For many of us, we often see our lives as a flipbook of the mundane. Our schedules become repetitious, and thoroughly predictable. But in the midst of this string of the ordinary, God may come, and present to us a defining moment in our lives. A moment when our actions will have repercussions that may echo for eternity. This was the case for Abraham, the father of the faith, in Genesis 22. God established His covenant with Abraham, not because Abraham sought it, or was worthy of it, but by God’s sovereign election alone. God had adopted Abraham by the future work of Christ.
Abraham’s life only consists of 14 chapters in the book of Genesis (cf. Genesis 12-25), and yet the effects of his obedience ripple into our own lives today. How could that be? A defining moment broke into his world, and he became the channel of life through which Jesus Christ would one day come. No Christians would exist today had God not used Abraham in this manner.
The very first verse functions like a heading for the passage, “After these things, God tested Abraham” (Genesis 22:1 ESV). Did you know that God tests people? Yes! Indeed, He does. And God was going to test Abraham in a way that would certainly crush most men. God instructed Abraham to sacrifice his only beloved son, Isaac, as a burnt offering. But this should not surprise us given what the Bible reveals about testing. Deuteronomy 8:2 explains the purpose behind this sort of testing when Moses writes, “[God tests His people] that He might humble you, testing you to know what in your heart, whether you would keep His commandments or not.” Though God tests His people, we must note that God never tempts anyone. James the half-brother of Christ writes, “Let no one say when he is tempted, ‘I am being tempted by God,’ for God cannot be tempted with evil, and He Himself tempts no one.” (James 1:13 ESV).

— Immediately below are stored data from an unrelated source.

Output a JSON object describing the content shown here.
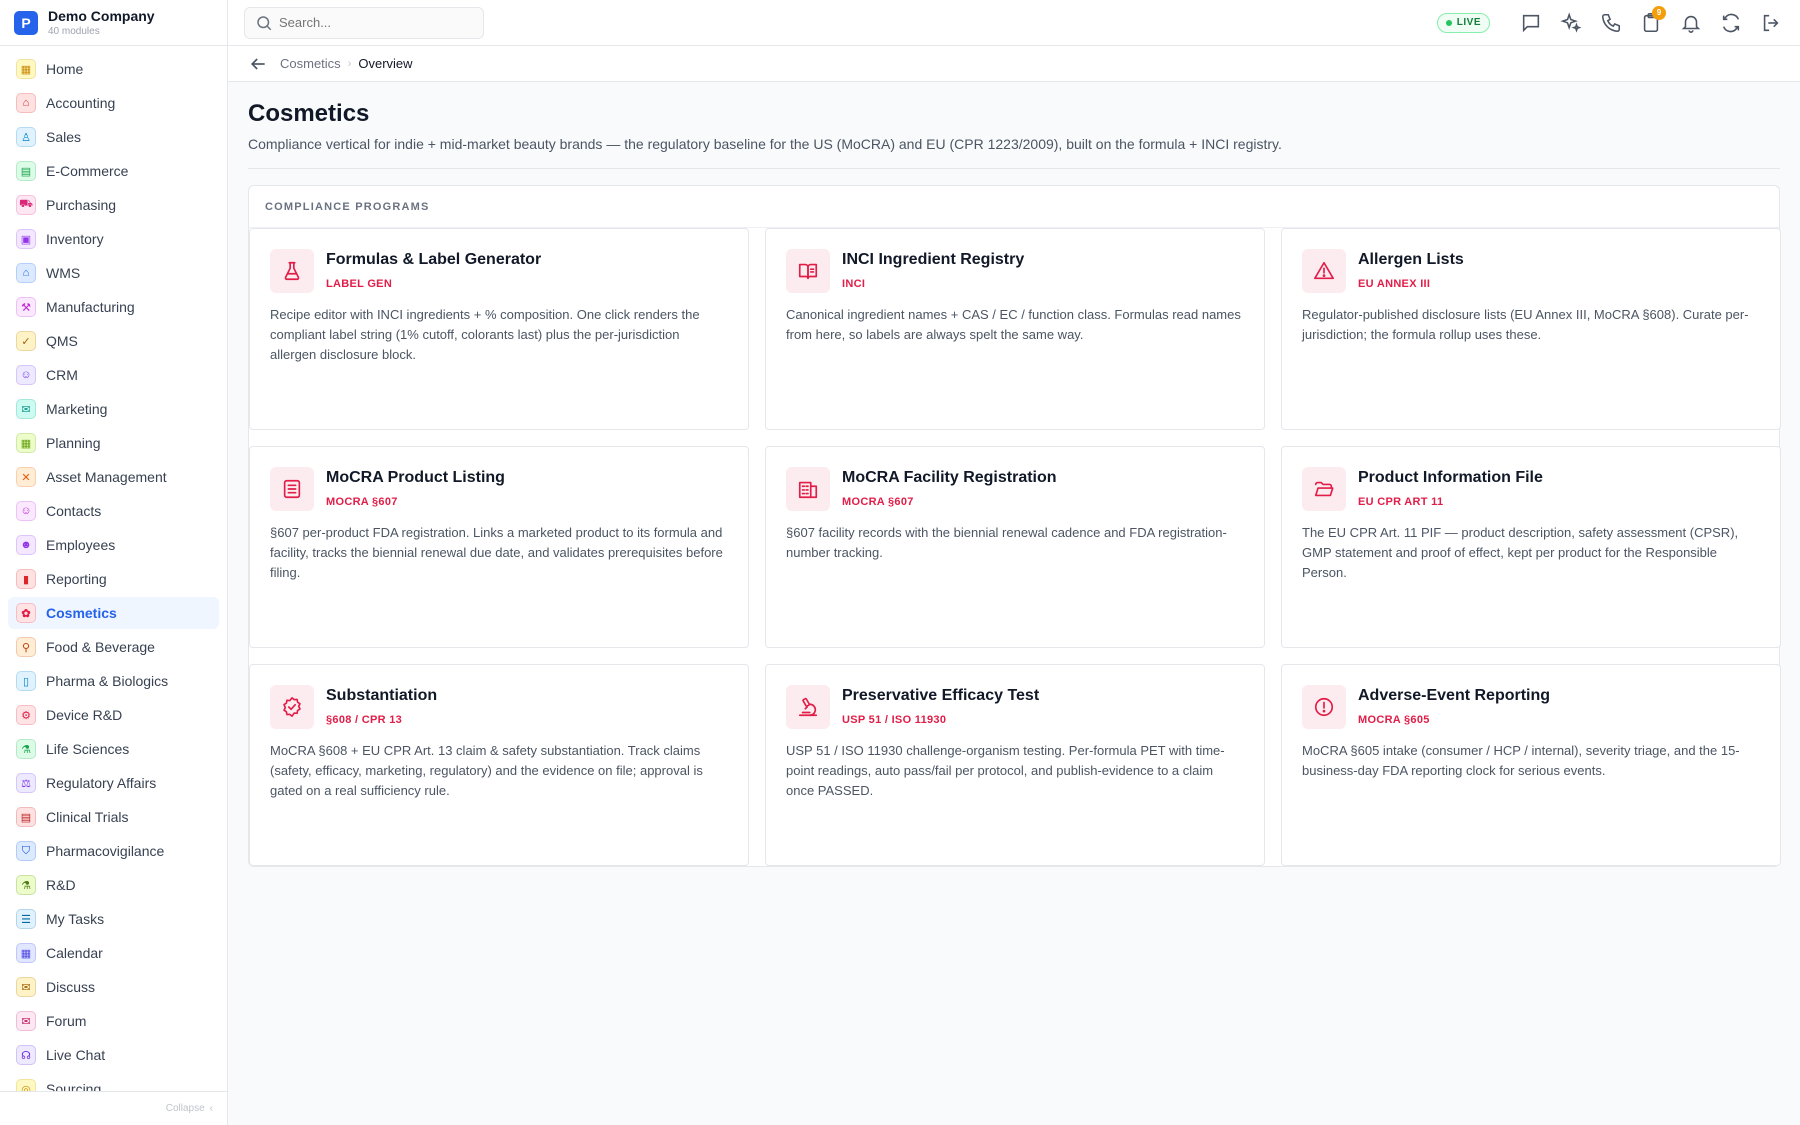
{
  "brand": {
    "logo_letter": "P",
    "name": "Demo Company",
    "subtitle": "40 modules"
  },
  "sidebar": {
    "items": [
      {
        "label": "Home",
        "icon": "home-icon",
        "color": "#ca8a04",
        "bg": "#fef9c3",
        "glyph": "▦"
      },
      {
        "label": "Accounting",
        "icon": "bank-icon",
        "color": "#dc2626",
        "bg": "#fee2e2",
        "glyph": "⌂"
      },
      {
        "label": "Sales",
        "icon": "sales-icon",
        "color": "#0284c7",
        "bg": "#e0f2fe",
        "glyph": "♙"
      },
      {
        "label": "E-Commerce",
        "icon": "store-icon",
        "color": "#16a34a",
        "bg": "#dcfce7",
        "glyph": "▤"
      },
      {
        "label": "Purchasing",
        "icon": "cart-icon",
        "color": "#db2777",
        "bg": "#fce7f3",
        "glyph": "⛟"
      },
      {
        "label": "Inventory",
        "icon": "box-icon",
        "color": "#9333ea",
        "bg": "#f3e8ff",
        "glyph": "▣"
      },
      {
        "label": "WMS",
        "icon": "warehouse-icon",
        "color": "#2563eb",
        "bg": "#dbeafe",
        "glyph": "⌂"
      },
      {
        "label": "Manufacturing",
        "icon": "factory-icon",
        "color": "#c026d3",
        "bg": "#fae8ff",
        "glyph": "⚒"
      },
      {
        "label": "QMS",
        "icon": "badge-check-icon",
        "color": "#a16207",
        "bg": "#fef3c7",
        "glyph": "✓"
      },
      {
        "label": "CRM",
        "icon": "users-icon",
        "color": "#7c3aed",
        "bg": "#ede9fe",
        "glyph": "☺"
      },
      {
        "label": "Marketing",
        "icon": "megaphone-icon",
        "color": "#0d9488",
        "bg": "#ccfbf1",
        "glyph": "✉"
      },
      {
        "label": "Planning",
        "icon": "calendar-plan-icon",
        "color": "#65a30d",
        "bg": "#ecfccb",
        "glyph": "▦"
      },
      {
        "label": "Asset Management",
        "icon": "tools-icon",
        "color": "#ea580c",
        "bg": "#ffedd5",
        "glyph": "✕"
      },
      {
        "label": "Contacts",
        "icon": "contact-icon",
        "color": "#c026d3",
        "bg": "#fae8ff",
        "glyph": "☺"
      },
      {
        "label": "Employees",
        "icon": "employees-icon",
        "color": "#9333ea",
        "bg": "#f3e8ff",
        "glyph": "☻"
      },
      {
        "label": "Reporting",
        "icon": "bar-chart-icon",
        "color": "#dc2626",
        "bg": "#fee2e2",
        "glyph": "▮"
      },
      {
        "label": "Cosmetics",
        "icon": "lotus-icon",
        "color": "#e11d48",
        "bg": "#ffe4e6",
        "glyph": "✿",
        "active": true
      },
      {
        "label": "Food & Beverage",
        "icon": "utensils-icon",
        "color": "#c2410c",
        "bg": "#ffedd5",
        "glyph": "⚲"
      },
      {
        "label": "Pharma & Biologics",
        "icon": "pill-icon",
        "color": "#0284c7",
        "bg": "#e0f2fe",
        "glyph": "▯"
      },
      {
        "label": "Device R&D",
        "icon": "device-icon",
        "color": "#e11d48",
        "bg": "#ffe4e6",
        "glyph": "⚙"
      },
      {
        "label": "Life Sciences",
        "icon": "microscope-icon",
        "color": "#16a34a",
        "bg": "#dcfce7",
        "glyph": "⚗"
      },
      {
        "label": "Regulatory Affairs",
        "icon": "gavel-icon",
        "color": "#7c3aed",
        "bg": "#ede9fe",
        "glyph": "⚖"
      },
      {
        "label": "Clinical Trials",
        "icon": "clipboard-icon",
        "color": "#b91c1c",
        "bg": "#fee2e2",
        "glyph": "▤"
      },
      {
        "label": "Pharmacovigilance",
        "icon": "shield-icon",
        "color": "#1d4ed8",
        "bg": "#dbeafe",
        "glyph": "⛉"
      },
      {
        "label": "R&D",
        "icon": "flask-icon",
        "color": "#4d7c0f",
        "bg": "#ecfccb",
        "glyph": "⚗"
      },
      {
        "label": "My Tasks",
        "icon": "checklist-icon",
        "color": "#0369a1",
        "bg": "#e0f2fe",
        "glyph": "☰"
      },
      {
        "label": "Calendar",
        "icon": "calendar-icon",
        "color": "#4f46e5",
        "bg": "#e0e7ff",
        "glyph": "▦"
      },
      {
        "label": "Discuss",
        "icon": "chat-icon",
        "color": "#a16207",
        "bg": "#fef3c7",
        "glyph": "✉"
      },
      {
        "label": "Forum",
        "icon": "forum-icon",
        "color": "#be185d",
        "bg": "#fce7f3",
        "glyph": "✉"
      },
      {
        "label": "Live Chat",
        "icon": "headset-icon",
        "color": "#6d28d9",
        "bg": "#ede9fe",
        "glyph": "☊"
      },
      {
        "label": "Sourcing",
        "icon": "sourcing-icon",
        "color": "#ca8a04",
        "bg": "#fef9c3",
        "glyph": "◎"
      }
    ],
    "collapse_label": "Collapse"
  },
  "topbar": {
    "search_placeholder": "Search...",
    "live_label": "LIVE",
    "notification_count": "9",
    "icons": [
      "chat-bubble-icon",
      "sparkles-icon",
      "phone-icon",
      "clipboard-notification-icon",
      "bell-icon",
      "sync-icon",
      "logout-icon"
    ]
  },
  "breadcrumb": {
    "parent": "Cosmetics",
    "current": "Overview"
  },
  "page": {
    "title": "Cosmetics",
    "description": "Compliance vertical for indie + mid-market beauty brands — the regulatory baseline for the US (MoCRA) and EU (CPR 1223/2009), built on the formula + INCI registry."
  },
  "programs": {
    "header": "COMPLIANCE PROGRAMS",
    "accent": "#e11d48",
    "cards": [
      {
        "title": "Formulas & Label Generator",
        "tag": "LABEL GEN",
        "icon": "flask-icon",
        "description": "Recipe editor with INCI ingredients + % composition. One click renders the compliant label string (1% cutoff, colorants last) plus the per-jurisdiction allergen disclosure block."
      },
      {
        "title": "INCI Ingredient Registry",
        "tag": "INCI",
        "icon": "book-open-icon",
        "description": "Canonical ingredient names + CAS / EC / function class. Formulas read names from here, so labels are always spelt the same way."
      },
      {
        "title": "Allergen Lists",
        "tag": "EU ANNEX III",
        "icon": "warning-triangle-icon",
        "description": "Regulator-published disclosure lists (EU Annex III, MoCRA §608). Curate per-jurisdiction; the formula rollup uses these."
      },
      {
        "title": "MoCRA Product Listing",
        "tag": "MOCRA §607",
        "icon": "list-icon",
        "description": "§607 per-product FDA registration. Links a marketed product to its formula and facility, tracks the biennial renewal due date, and validates prerequisites before filing."
      },
      {
        "title": "MoCRA Facility Registration",
        "tag": "MOCRA §607",
        "icon": "building-icon",
        "description": "§607 facility records with the biennial renewal cadence and FDA registration-number tracking."
      },
      {
        "title": "Product Information File",
        "tag": "EU CPR ART 11",
        "icon": "folder-open-icon",
        "description": "The EU CPR Art. 11 PIF — product description, safety assessment (CPSR), GMP statement and proof of effect, kept per product for the Responsible Person."
      },
      {
        "title": "Substantiation",
        "tag": "§608 / CPR 13",
        "icon": "badge-check-icon",
        "description": "MoCRA §608 + EU CPR Art. 13 claim & safety substantiation. Track claims (safety, efficacy, marketing, regulatory) and the evidence on file; approval is gated on a real sufficiency rule."
      },
      {
        "title": "Preservative Efficacy Test",
        "tag": "USP 51 / ISO 11930",
        "icon": "microscope-icon",
        "description": "USP 51 / ISO 11930 challenge-organism testing. Per-formula PET with time-point readings, auto pass/fail per protocol, and publish-evidence to a claim once PASSED."
      },
      {
        "title": "Adverse-Event Reporting",
        "tag": "MOCRA §605",
        "icon": "alert-circle-icon",
        "description": "MoCRA §605 intake (consumer / HCP / internal), severity triage, and the 15-business-day FDA reporting clock for serious events."
      }
    ]
  }
}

God has the divine right to test us, try us, and refine us. Like Abraham, we ourselves may be placed in difficult painful situations, and perhaps many of you are in such places now! Yet God, allows these trials and difficulties in our lives most often because there is no other way for us to spiritually grow. Again we look to James who writes, “Count it all joy, my brothers, when you meet trials of various kinds, for you know that the testing of your faith produces steadfastness.” (James 1:2-3 ESV). Only through such testing may we stand firm upon Christ. Testing like this hardens and tempers our hearts so that no one may swerve us from the truth of the Gospel.
In the course of our difficulties, our hearts become as tempered as steel. Why? So that in the dark night of the soul, rather than be crushed we will stand resilient by Christ’s work in us. Only by means of suffering and difficulty do we become like Christ, who is the Rock of our salvation. Truly God tests His people, to grow them, and develop them. Yet, alongside great victories, these tests also make the people of God aware of their own failures, and their need for the grace and work of God.
As Abraham took his son Isaac up the mountain to sacrifice him, he still believed in God’s covenant promise to make nations come through this very son. He said to his servants, “[we will] come again to you” (Genesis 22:5 ESV). As they ascended the mountain, Abraham’s hope and trust was wholly fixed upon the God who had faithfully kept His promises throughout the years. In the midst of his adversity, Abraham trusted Him again and said “God will provide for Himself the lamb for a burnt offering, my son.” (Genesis 22:8 ESV). Abraham’s hope was in God’s provision.
Is God your hope today? If God asked you to do the impossible would you follow Him? Would you trust Him? Would you obey Him? May we reflect the trust of Abraham, who foreshadowed, the trust of Christ in His heavenly Father. There would be no alternative sacrifice for Christ. Instead, the Father sent His Son, the Lord Jesus Christ, to die so that by means of His blood the world might be redeemed to Him forever.